Rechtstreekse vergoedingsplicht voor online platformen in België
Op 16 juni jl. heeft het Belgische parlement een nieuwe wet omtrent auteurs- en naburige rechten goedgekeurd. Een vrij uniek gegeven is dat de Belgische wet bepaalde online platformen een rechtstreekse vergoedingsverplichting oplegt. Het gaat hierbij om de volgende platformen:
- De online content-sharing platformen
- Streamingplatformen met abonnementformules, zoals Spotify, Netflix en Apple Music
Er zijn een reeks uitzonderingen voorzien.
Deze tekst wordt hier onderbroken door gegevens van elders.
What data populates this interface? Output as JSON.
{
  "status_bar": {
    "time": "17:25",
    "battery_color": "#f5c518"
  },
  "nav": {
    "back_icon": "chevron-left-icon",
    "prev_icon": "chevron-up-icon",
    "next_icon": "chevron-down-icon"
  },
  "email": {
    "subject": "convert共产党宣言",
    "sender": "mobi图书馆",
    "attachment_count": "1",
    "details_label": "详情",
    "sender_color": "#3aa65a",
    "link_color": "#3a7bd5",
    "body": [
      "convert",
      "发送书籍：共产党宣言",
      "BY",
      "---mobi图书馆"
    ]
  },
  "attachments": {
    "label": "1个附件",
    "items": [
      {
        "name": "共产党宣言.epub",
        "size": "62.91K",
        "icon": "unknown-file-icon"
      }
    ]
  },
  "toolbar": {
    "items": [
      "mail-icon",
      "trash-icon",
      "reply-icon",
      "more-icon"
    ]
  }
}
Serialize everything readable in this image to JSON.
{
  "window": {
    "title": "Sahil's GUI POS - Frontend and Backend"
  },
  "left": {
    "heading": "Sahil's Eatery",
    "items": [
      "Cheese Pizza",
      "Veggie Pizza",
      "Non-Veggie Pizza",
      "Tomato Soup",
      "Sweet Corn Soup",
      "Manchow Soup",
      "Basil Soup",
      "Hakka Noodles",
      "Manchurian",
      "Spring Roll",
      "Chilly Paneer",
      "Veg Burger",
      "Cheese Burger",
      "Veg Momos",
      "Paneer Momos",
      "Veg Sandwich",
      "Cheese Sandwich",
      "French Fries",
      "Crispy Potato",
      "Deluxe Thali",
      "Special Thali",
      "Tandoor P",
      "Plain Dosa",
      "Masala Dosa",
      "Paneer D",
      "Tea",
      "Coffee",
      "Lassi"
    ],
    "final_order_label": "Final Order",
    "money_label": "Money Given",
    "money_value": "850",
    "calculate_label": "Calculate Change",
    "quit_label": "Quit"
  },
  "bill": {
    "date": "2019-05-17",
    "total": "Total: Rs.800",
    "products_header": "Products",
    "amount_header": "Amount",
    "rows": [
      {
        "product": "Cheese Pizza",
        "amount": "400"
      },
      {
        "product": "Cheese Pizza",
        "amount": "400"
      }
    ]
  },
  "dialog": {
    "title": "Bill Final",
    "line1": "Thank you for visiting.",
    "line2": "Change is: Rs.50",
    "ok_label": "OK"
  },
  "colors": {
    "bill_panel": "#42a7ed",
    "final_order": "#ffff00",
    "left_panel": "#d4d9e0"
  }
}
Belangrijk is bijvoorbeeld dat de platformen winst moeten nastreven. Niet-commerciële platformen zijn dus niet gevat. Ook platformen die werken met transacties vallen hier niet onder. Dat zijn bijvoorbeeld platformen waar je een som betaalt voor de aankoop of de huur van een audiovisueel werk.
Het rechtstreekse vergoedingsrecht is niet overdraagbaar en is van toepassing wanneer een auteur of uitvoerend kunstenaar het recht op mededeling aan het publiek door die online platformen heeft overgedragen. De vergoeding wordt enkel uitbetaald aan collectieve beheersvennootschappen die auteurs of uitvoerende kunstenaars vertegenwoordigen. Je moet dus lid worden om hierop recht te hebben. Ook hier zijn de modaliteiten nog niet duidelijk. Concreet zullen de beheersvennootschappen onderhandelen met de platformen om die modaliteiten af te spreken.
Jongere gemeenschapsmodellen afstandsbedieningen nietig
Hof van beroep Brussel 30 augustus 2019, IEFbe 3488; rolnr. 2017/AR/1756, 2017/AR/1793 en 2017/AR/1797 (Universal electronics tegen FM marketing, Ruwido tegen Telenet) Telenet levert als onderneming onder andere interactieve digitale televisie aan haar klanten, waarvoor zij tevens een afstandsbediening aan haar klanten geeft. Eerst bestelde Telenet de afstandsbedieningen bij producent Ruwido, maar na een verzuurde relatie liet Telenet een afstandsbediening ontwerpen door Universal die verzekerde dat de afstandsbediening voldoende afweek van het exemplaar van Ruwido, waardoor deze nieuw ontworpen afstandsbediening geen inbreuk zou maken. FM Marketing heeft als merkhouder tezamen met Ruwido vervolgens beroep ingesteld tegen de nieuw ontworpen afstandsbediening van Universal. Het hof wijst de vorderingen af en acht ze ongegrond. Daarbij concludeert ze dat de twee jongere modellen van Ruwido en FM Marketing nietig zijn, omdat de twee jongere Gemeenschapsmodellen 16 maanden voorafgaand aan de indiening van de aanvrage beschikbaar werden gesteld aan het publiek.